Enter Andy Griffith as Matlock. He is a lawyer who still has the commonsense instincts of Mayberry’s Andy Taylor from the “Andy Griffith Show.” But he is no police bumpkin. Matlock combines the fatherly spirit of Wapner with Mason’s thirst for justice. He is both dad and counselor, and he never sends a bill—a combination that’s hard to beat.

Matlock takes on the personal trials and tribulations of people of all kinds. Like a father, the sensitive lawyer takes care of his children—clients and co-workers. He values the law, but he also looks after the people who enter his life. He is Mason warmed over and paternalized, emphasizing intuition over reason.

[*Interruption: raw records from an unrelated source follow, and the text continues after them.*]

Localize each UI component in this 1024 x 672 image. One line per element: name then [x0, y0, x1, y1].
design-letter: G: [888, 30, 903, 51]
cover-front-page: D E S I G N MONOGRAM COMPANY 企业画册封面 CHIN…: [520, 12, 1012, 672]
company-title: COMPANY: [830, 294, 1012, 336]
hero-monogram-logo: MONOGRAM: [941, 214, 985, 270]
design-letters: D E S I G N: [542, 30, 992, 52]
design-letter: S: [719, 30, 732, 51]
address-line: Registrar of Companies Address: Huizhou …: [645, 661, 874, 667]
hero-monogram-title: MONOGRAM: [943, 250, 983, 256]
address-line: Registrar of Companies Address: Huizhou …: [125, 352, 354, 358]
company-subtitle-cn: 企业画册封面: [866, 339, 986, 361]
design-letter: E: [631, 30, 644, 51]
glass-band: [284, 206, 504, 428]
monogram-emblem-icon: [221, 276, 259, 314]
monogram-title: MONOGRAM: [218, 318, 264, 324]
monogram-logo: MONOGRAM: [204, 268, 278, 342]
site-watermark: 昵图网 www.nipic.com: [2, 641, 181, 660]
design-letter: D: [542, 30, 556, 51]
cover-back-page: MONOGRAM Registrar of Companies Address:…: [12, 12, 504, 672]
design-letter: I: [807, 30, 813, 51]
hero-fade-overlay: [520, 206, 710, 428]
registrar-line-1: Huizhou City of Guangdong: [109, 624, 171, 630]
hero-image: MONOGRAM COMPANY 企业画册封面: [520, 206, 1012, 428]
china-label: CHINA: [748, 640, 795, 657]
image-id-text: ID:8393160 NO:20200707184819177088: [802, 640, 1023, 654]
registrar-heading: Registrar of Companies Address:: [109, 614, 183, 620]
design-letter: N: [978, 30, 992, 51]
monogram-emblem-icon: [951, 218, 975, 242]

A world of judicial magic?

None of these four programs is realistic. Each romanticizes important American myths. Mason celebrates individualism and reason as the keys to truth and justice. Wapner endorses the enduring myth that justice flows from the fatherly grace of benevolent leaders (a myth that persists especially about the U.S. presidency). “L.A. Law” upholds the latest romantic illusions about work and pleasure, combining professional success and hedonistic lifestyles, and turning Horatio Alger into a yuppie attorney on the way to a partnership and a Saab. Worse, it suggests the legal system can function justly regardless of the personal standards of its advocates. “Matlock” paternally protects the weak and weary who have no other recourse to justice; how many of us wish the world worked such judicial magic?

But though living in a fallen world, people have always hoped and worked for justice; it has captured the human imagination from biblical times to the present. But as these four very popular programs suggest, in contemporary America disparate views of justice only serve to tease and torment the human soul.

By Quentin J. Schultze, professor of communications arts at Calvin College, Grand Rapids, Michigan, and author of Television: Manna from Hollywood? (Zondervan).